We did celebrate, however. I drove my mom to our old hometown of Carthage to visit with her best friends, Kay and Bruce Vaughn and the always-perfectly-named Sunny Michel. She hadn’t seen them since weeks before Dad’s death, and I felt privileged to witness their reunion. I had asked Mom how long she wanted to stay, and she’d replied, “Oh, we only need to stay an hour at most.”

We spent a deeply enjoyable three hours in conversation, than jammed Carmen McRae on the way back home. I hope I have friends like that when I grow up.

Streaming for Survivors:

Foolproof cure for the blues. This stuff will stomp ’em.

Cloister Commentary, Day 50: The Succor and Sustenance Awards, Iteration I

I inadvertently began this journal on Nicole’s and my 28th wedding anniversary. Halfway to 100, at which point I expect to still be commentin’, I arrive at the 30th anniversary of our goin’ steady. We’d been very good friends for a couple weeks, I was licking my wounds from having been officiously dumped, and I hollered at her one day about going to show with me (the Coctails, Murphy’s, Sprangfield, MO). She’d really been fun and funny, which was helping me heal, and she had stellar taste in music and books, so I stopped by Record Center to say hi to ol’ Mark Vaugine and buy her a present in gratitude (a cassette of Rosetta Tharpe’s Decca label Gospel Train, Volume 1). We met at the show, that band was lively, she loved the gift, we were laughing our butts off–and I just stopped at one point and asked her, “Are we going out?” Her answer: “I guess so!” You know the rest. I hope we have 30 more in the tank!

The 1st Cloister Commentary Succor and Sustenance Awards (links in comments):

Best Anti-COVID-Blues Album: Carmen McRae, The Great American Songbook

Best Anti-COVID-Blues Movie: Duck Soup (“Hail, Hail, Freedonia” indeed….)

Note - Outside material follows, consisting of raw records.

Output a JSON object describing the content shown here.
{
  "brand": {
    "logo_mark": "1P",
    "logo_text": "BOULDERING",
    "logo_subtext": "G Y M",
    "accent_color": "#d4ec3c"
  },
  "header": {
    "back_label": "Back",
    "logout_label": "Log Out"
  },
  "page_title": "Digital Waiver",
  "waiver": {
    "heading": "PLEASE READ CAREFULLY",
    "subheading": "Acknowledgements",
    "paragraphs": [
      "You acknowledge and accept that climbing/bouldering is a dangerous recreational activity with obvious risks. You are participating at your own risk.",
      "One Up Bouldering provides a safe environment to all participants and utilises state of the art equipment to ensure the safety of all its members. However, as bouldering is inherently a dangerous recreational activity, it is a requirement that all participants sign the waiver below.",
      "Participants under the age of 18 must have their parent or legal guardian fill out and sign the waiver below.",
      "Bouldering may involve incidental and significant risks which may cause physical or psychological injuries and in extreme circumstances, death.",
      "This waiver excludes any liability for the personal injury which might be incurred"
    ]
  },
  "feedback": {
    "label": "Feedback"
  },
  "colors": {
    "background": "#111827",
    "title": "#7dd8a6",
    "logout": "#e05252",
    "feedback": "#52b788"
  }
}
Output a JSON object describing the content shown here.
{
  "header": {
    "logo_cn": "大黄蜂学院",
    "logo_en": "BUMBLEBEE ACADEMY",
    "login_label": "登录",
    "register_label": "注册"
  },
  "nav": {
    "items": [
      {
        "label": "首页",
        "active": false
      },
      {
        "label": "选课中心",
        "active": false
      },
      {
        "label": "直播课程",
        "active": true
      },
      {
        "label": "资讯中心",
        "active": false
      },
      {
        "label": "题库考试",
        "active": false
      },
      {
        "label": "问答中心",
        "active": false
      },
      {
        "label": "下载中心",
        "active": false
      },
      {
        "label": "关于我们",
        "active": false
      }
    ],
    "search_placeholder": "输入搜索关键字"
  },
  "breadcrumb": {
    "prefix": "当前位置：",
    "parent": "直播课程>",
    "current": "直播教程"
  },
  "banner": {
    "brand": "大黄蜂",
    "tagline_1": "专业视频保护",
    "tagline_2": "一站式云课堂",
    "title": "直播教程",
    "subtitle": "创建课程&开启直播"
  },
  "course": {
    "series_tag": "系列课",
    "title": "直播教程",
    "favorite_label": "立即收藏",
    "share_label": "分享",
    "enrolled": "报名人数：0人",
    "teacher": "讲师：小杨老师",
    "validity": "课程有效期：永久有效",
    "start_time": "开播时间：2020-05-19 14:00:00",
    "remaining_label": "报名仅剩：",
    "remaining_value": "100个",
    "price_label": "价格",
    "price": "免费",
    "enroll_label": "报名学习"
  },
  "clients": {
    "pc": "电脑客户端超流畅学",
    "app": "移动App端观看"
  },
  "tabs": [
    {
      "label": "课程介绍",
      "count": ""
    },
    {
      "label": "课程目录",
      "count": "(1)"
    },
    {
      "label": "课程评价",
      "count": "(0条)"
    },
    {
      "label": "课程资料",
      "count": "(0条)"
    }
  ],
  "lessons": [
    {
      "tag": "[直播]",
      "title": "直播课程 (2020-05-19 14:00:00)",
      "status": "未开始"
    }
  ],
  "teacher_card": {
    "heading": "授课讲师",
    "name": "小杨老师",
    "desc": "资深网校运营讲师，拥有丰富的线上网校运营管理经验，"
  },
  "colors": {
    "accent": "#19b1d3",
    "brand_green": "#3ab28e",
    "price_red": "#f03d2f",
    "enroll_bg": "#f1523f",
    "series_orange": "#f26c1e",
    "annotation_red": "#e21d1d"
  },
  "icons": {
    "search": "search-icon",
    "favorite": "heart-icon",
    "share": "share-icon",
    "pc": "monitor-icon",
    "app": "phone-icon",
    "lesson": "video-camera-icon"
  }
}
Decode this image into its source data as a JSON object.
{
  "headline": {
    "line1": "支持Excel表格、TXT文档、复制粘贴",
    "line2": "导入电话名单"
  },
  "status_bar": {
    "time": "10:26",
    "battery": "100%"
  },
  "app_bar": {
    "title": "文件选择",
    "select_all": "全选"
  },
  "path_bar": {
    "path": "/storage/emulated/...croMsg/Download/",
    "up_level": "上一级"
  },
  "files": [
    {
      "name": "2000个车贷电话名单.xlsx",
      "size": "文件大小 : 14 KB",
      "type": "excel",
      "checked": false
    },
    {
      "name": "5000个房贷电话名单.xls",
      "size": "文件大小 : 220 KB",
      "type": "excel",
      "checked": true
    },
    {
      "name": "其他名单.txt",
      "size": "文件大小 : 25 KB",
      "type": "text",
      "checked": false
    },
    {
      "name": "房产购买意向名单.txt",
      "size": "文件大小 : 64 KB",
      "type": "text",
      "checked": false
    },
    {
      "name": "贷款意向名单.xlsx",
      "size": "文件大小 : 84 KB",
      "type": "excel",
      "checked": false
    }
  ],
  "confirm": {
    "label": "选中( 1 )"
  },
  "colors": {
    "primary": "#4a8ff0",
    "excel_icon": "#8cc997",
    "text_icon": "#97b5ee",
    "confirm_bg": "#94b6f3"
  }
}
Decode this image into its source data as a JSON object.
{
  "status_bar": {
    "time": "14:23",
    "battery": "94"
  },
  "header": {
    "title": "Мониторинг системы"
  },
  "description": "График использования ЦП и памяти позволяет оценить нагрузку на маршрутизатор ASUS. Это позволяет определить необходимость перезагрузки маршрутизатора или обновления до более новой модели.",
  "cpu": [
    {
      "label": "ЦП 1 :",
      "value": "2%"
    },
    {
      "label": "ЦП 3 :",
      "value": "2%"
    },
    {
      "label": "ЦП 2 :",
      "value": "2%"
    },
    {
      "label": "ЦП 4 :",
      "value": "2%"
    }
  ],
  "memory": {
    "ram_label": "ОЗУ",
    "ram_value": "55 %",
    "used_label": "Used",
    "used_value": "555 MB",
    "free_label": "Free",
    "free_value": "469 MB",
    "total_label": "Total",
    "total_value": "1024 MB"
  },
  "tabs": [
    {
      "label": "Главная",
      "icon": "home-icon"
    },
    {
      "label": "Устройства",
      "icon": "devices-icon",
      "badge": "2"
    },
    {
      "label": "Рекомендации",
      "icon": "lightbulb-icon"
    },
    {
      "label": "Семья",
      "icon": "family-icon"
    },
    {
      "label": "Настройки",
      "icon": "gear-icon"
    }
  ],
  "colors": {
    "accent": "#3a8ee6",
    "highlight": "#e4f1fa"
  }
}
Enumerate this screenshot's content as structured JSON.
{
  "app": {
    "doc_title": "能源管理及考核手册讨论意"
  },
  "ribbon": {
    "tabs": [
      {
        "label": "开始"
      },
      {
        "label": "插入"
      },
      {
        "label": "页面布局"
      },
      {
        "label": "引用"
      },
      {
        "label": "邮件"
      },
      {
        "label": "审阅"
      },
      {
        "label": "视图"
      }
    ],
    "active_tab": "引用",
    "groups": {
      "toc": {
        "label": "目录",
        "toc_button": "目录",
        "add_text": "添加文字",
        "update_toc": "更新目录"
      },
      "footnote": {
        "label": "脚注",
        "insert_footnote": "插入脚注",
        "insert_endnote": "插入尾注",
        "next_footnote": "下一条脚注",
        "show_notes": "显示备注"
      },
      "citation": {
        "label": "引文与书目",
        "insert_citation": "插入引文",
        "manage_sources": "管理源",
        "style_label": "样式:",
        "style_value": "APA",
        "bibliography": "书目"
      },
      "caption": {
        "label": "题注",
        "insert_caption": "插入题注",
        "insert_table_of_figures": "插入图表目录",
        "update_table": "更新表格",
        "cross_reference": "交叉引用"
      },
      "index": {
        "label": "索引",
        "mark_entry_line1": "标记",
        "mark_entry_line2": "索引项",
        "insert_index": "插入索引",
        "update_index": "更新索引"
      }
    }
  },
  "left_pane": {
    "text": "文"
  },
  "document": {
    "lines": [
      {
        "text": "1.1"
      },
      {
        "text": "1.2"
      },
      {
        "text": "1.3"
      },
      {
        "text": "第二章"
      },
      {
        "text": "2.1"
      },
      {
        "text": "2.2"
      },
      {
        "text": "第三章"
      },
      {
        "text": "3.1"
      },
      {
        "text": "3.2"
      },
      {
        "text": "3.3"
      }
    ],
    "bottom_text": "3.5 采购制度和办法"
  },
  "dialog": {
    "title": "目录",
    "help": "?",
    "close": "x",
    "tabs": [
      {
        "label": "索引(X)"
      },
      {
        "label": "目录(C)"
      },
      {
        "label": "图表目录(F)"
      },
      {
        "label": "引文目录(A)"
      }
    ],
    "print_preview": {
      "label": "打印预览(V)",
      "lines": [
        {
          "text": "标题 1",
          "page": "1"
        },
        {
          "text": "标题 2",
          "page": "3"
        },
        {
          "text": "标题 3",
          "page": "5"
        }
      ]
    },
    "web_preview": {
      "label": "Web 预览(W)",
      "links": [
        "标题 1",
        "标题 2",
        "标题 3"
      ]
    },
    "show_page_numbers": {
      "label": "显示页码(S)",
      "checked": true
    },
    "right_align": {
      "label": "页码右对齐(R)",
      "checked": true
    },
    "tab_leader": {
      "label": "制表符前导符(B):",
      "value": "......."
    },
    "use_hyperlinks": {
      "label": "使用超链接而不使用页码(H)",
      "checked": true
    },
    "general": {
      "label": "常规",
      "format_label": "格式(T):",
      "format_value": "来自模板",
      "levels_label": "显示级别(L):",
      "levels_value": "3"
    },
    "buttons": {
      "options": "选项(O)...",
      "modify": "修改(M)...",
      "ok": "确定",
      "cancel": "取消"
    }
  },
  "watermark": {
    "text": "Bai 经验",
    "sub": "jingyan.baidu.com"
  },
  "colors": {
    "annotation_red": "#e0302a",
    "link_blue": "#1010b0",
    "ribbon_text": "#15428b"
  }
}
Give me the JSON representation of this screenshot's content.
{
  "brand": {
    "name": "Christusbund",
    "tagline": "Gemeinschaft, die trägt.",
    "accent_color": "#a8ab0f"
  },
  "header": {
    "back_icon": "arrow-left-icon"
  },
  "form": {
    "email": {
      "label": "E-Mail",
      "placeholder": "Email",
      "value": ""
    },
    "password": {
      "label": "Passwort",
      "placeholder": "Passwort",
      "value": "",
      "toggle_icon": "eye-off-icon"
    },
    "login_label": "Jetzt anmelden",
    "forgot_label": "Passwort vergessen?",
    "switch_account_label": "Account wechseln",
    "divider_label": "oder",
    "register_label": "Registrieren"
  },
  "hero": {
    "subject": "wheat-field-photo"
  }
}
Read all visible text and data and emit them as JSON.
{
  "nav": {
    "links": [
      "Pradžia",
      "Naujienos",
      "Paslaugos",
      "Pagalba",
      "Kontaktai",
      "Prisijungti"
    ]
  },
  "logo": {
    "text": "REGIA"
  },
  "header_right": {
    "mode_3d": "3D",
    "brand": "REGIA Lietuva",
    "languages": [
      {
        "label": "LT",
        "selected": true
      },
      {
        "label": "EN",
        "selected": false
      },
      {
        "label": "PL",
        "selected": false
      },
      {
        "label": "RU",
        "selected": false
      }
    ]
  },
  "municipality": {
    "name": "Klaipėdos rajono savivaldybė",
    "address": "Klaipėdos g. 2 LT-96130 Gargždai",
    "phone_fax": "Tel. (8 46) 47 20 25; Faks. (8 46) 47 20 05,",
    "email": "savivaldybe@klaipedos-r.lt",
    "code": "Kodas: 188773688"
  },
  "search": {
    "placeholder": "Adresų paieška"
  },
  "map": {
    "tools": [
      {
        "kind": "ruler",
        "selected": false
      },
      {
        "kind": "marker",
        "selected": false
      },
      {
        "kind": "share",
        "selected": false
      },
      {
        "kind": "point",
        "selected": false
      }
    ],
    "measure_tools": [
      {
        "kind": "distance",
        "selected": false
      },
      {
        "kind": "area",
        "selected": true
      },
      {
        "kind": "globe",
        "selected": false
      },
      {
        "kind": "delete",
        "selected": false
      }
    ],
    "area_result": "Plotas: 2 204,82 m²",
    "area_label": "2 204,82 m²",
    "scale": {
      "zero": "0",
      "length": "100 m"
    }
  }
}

Best Anti-COVID-Blues Show: What We Do in The Shadows (I have a crush on Nadja–sorry, Nicole!)

Best Anti-COVID-Blues Book (three-way tie): Élmer Mendoza, The Acid Test; Fernanda Melchor, Hurricane Season; Martin Duberman, Stonewall

Best Anti-COVID-Blues Curbside Grub: Beet Box

Best Anti-COVID-Blues TV Journalist: Don Lemon (nailed it, dude)

Next edition in 50 days. Have a great weekend if weekends still have definition for you!

Streaming for Shut-Ins:

This isn’t exactly the recording I mentioned above, but it will well and truly suffice. I know Bob Bilyeu will agree!

Cloister Commentary, Day 48: Seclusion from Seclusion

Maybe it’s just teaching, but I’m a month away from starting a new virtual gig, and I’m already nervous. I’ve no reason to be–I’ve done this work for awhile–but I always am, until I’m in it. When my students complain to me of nervousness, I always tell them two things: one, that’s a sign you give a damn, and two, you’re gonna blink and you’ll be on the other side of the event, looking back on it. I should take my own advice.

The air was filled with repugnant news, but four things here in the house were redemptive. Nicole surprised me by restarting a ritual we used to practice: quietly leaving notes of encouragement for each other to find. I threw myself into the three outstanding books currently on my stack, and was deeply rewarded (two are by amazing Mexican writers, Fernanda Melchor and Élmer Mendoza). We had grilled cheese sandwiches (talk about simple pleasures!). And, for a change, we retreated into my basement “office” in the evening to read, hang out with the cats, and listen to music (Moondog, Miles, Carmen McRae) in a nicely secluded environment. Don’t ask me why more seclusion was nice; it just was.

Streaming for Shut-Ins:

For some reason I can’t quite put my finger on, Ahmaud Arbery’s murder brings this, top to bottom the greatest reggae album I’ve ever heard, to mind. If you haven’t heard it, you should.